Paper SS-ThP21
Temperature-Dependent Surface Structure and Fermi Level of InGaAs

Thursday, October 23, 2008, 6:00 pm, Room Hall D

The Si based MOS field effect transistors (MOSFETs) technology is rapidly approaching its theoretical physical limits. III-V compound semiconductors are known as a potential additional technology platform to silicon. The key to fabricating a practical III-V MOSFET is forming an unpinned oxide-semiconductor interface with low fixed charge. The correlation between the atomic bonding structure and the electronic structure at oxide-semiconductor interfaces is critical to understanding how atomic scale changes in electronic structure can cause localization of electrons or holes at these interfaces. We have used atomically resolved scanning tunneling microscopy (STM) images and scanning tunneling spectra (STS) to determine the atomic and electronic structure of clean InGaAs surface structure and gate-oxide/InGaAs semiconductor interface. Using a low temperature preparation we can get an InGaAs(001)-(2×4) surface reconstruction that is mostly β2(2×4) with some α2(2×4) regions. However these surfaces are very oxygen sensitive and reconstruction is not pure.
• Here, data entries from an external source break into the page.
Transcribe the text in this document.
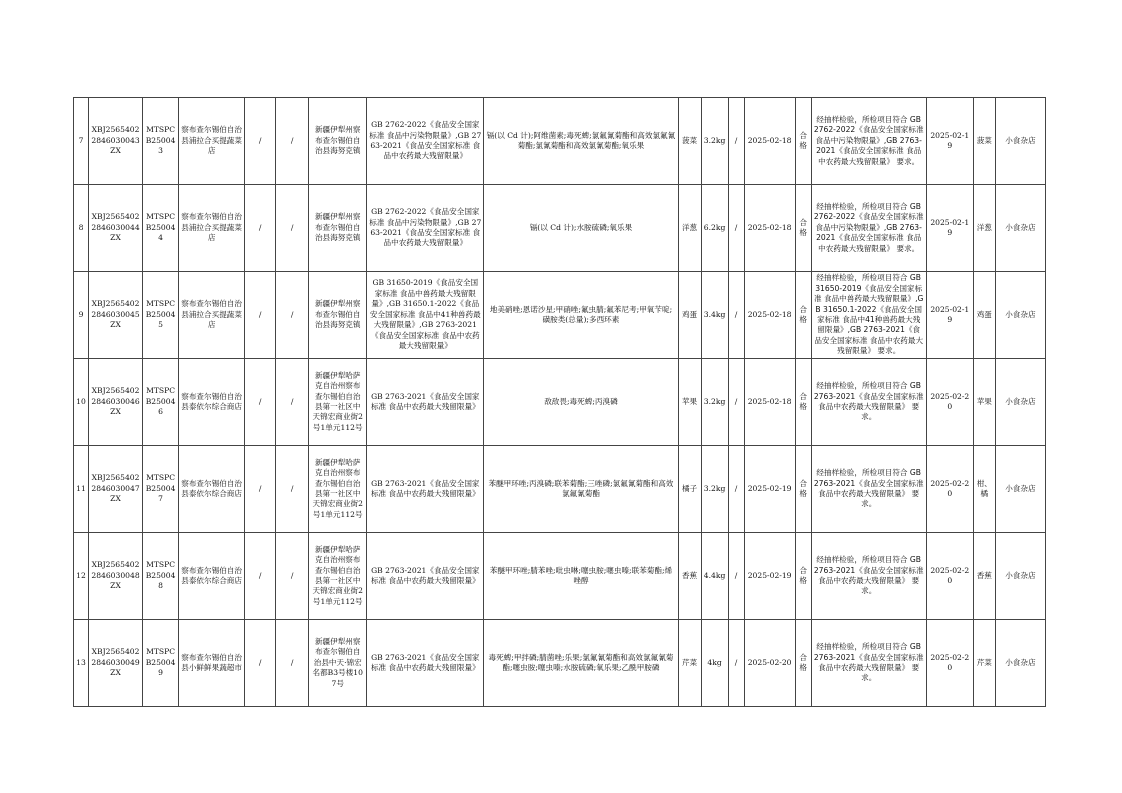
7	XBJ25654022846030043ZX	MTSPCB250043	察布查尔锡伯自治县浦拉合买提蔬菜店	/	/	新疆伊犁州察布查尔锡伯自治县海努克镇	GB 2762-2022《食品安全国家标准 食品中污染物限量》,GB 2763-2021《食品安全国家标准 食品中农药最大残留限量》	镉(以 Cd 计);阿维菌素;毒死蜱;氯氟氰菊酯和高效氯氟氰菊酯;氯氰菊酯和高效氯氰菊酯;氧乐果	菠菜	3.2kg	/	2025-02-18	合格	经抽样检验，所检项目符合 GB 2762-2022《食品安全国家标准 食品中污染物限量》,GB 2763-2021《食品安全国家标准 食品中农药最大残留限量》 要求。	2025-02-19	菠菜	小食杂店
8	XBJ25654022846030044ZX	MTSPCB250044	察布查尔锡伯自治县浦拉合买提蔬菜店	/	/	新疆伊犁州察布查尔锡伯自治县海努克镇	GB 2762-2022《食品安全国家标准 食品中污染物限量》,GB 2763-2021《食品安全国家标准 食品中农药最大残留限量》	镉(以 Cd 计);水胺硫磷;氧乐果	洋葱	6.2kg	/	2025-02-18	合格	经抽样检验，所检项目符合 GB 2762-2022《食品安全国家标准 食品中污染物限量》,GB 2763-2021《食品安全国家标准 食品中农药最大残留限量》 要求。	2025-02-19	洋葱	小食杂店
9	XBJ25654022846030045ZX	MTSPCB250045	察布查尔锡伯自治县浦拉合买提蔬菜店	/	/	新疆伊犁州察布查尔锡伯自治县海努克镇	GB 31650-2019《食品安全国家标准 食品中兽药最大残留限量》,GB 31650.1-2022《食品安全国家标准 食品中41种兽药最大残留限量》,GB 2763-2021《食品安全国家标准 食品中农药最大残留限量》	地美硝唑;恩诺沙星;甲硝唑;氟虫腈;氟苯尼考;甲氧苄啶;磺胺类(总量);多西环素	鸡蛋	3.4kg	/	2025-02-18	合格	经抽样检验，所检项目符合 GB 31650-2019《食品安全国家标准 食品中兽药最大残留限量》,GB 31650.1-2022《食品安全国家标准 食品中41种兽药最大残留限量》,GB 2763-2021《食品安全国家标准 食品中农药最大残留限量》 要求。	2025-02-19	鸡蛋	小食杂店
10	XBJ25654022846030046ZX	MTSPCB250046	察布查尔锡伯自治县泰依尔综合商店	/	/	新疆伊犁哈萨克自治州察布查尔锡伯自治县第一社区中天锦宏商业街2号1单元112号	GB 2763-2021《食品安全国家标准 食品中农药最大残留限量》	敌敌畏;毒死蜱;丙溴磷	苹果	3.2kg	/	2025-02-18	合格	经抽样检验，所检项目符合 GB 2763-2021《食品安全国家标准 食品中农药最大残留限量》 要求。	2025-02-20	苹果	小食杂店
11	XBJ25654022846030047ZX	MTSPCB250047	察布查尔锡伯自治县泰依尔综合商店	/	/	新疆伊犁哈萨克自治州察布查尔锡伯自治县第一社区中天锦宏商业街2号1单元112号	GB 2763-2021《食品安全国家标准 食品中农药最大残留限量》	苯醚甲环唑;丙溴磷;联苯菊酯;三唑磷;氯氟氰菊酯和高效氯氟氰菊酯	橘子	3.2kg	/	2025-02-19	合格	经抽样检验，所检项目符合 GB 2763-2021《食品安全国家标准 食品中农药最大残留限量》 要求。	2025-02-20	柑、橘	小食杂店
12	XBJ25654022846030048ZX	MTSPCB250048	察布查尔锡伯自治县泰依尔综合商店	/	/	新疆伊犁哈萨克自治州察布查尔锡伯自治县第一社区中天锦宏商业街2号1单元112号	GB 2763-2021《食品安全国家标准 食品中农药最大残留限量》	苯醚甲环唑;腈苯唑;吡虫啉;噻虫胺;噻虫嗪;联苯菊酯;烯唑醇	香蕉	4.4kg	/	2025-02-19	合格	经抽样检验，所检项目符合 GB 2763-2021《食品安全国家标准 食品中农药最大残留限量》 要求。	2025-02-20	香蕉	小食杂店
13	XBJ25654022846030049ZX	MTSPCB250049	察布查尔锡伯自治县小鲜鲜果蔬超市	/	/	新疆伊犁州察布查尔锡伯自治县中天·锦宏名都B3号楼107号	GB 2763-2021《食品安全国家标准 食品中农药最大残留限量》	毒死蜱;甲拌磷;腈菌唑;乐果;氯氟氰菊酯和高效氯氟氰菊酯;噻虫胺;噻虫嗪;水胺硫磷;氧乐果;乙酰甲胺磷	芹菜	4kg	/	2025-02-20	合格	经抽样检验，所检项目符合 GB 2763-2021《食品安全国家标准 食品中农药最大残留限量》 要求。	2025-02-20	芹菜	小食杂店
Then increasing preparation temperature, we can get mixed surface reconstruction structure of InGaAs(001)-(2×4) and (4×2). For even high temperature, we can get pure InGaAs(001)-(4×2) surface reconstruction. Then oxides are deposited on InGaAs surface and STS measurements are being performed to determine the electronic properties of the interface and whether Fermi level is pinning or unpinning.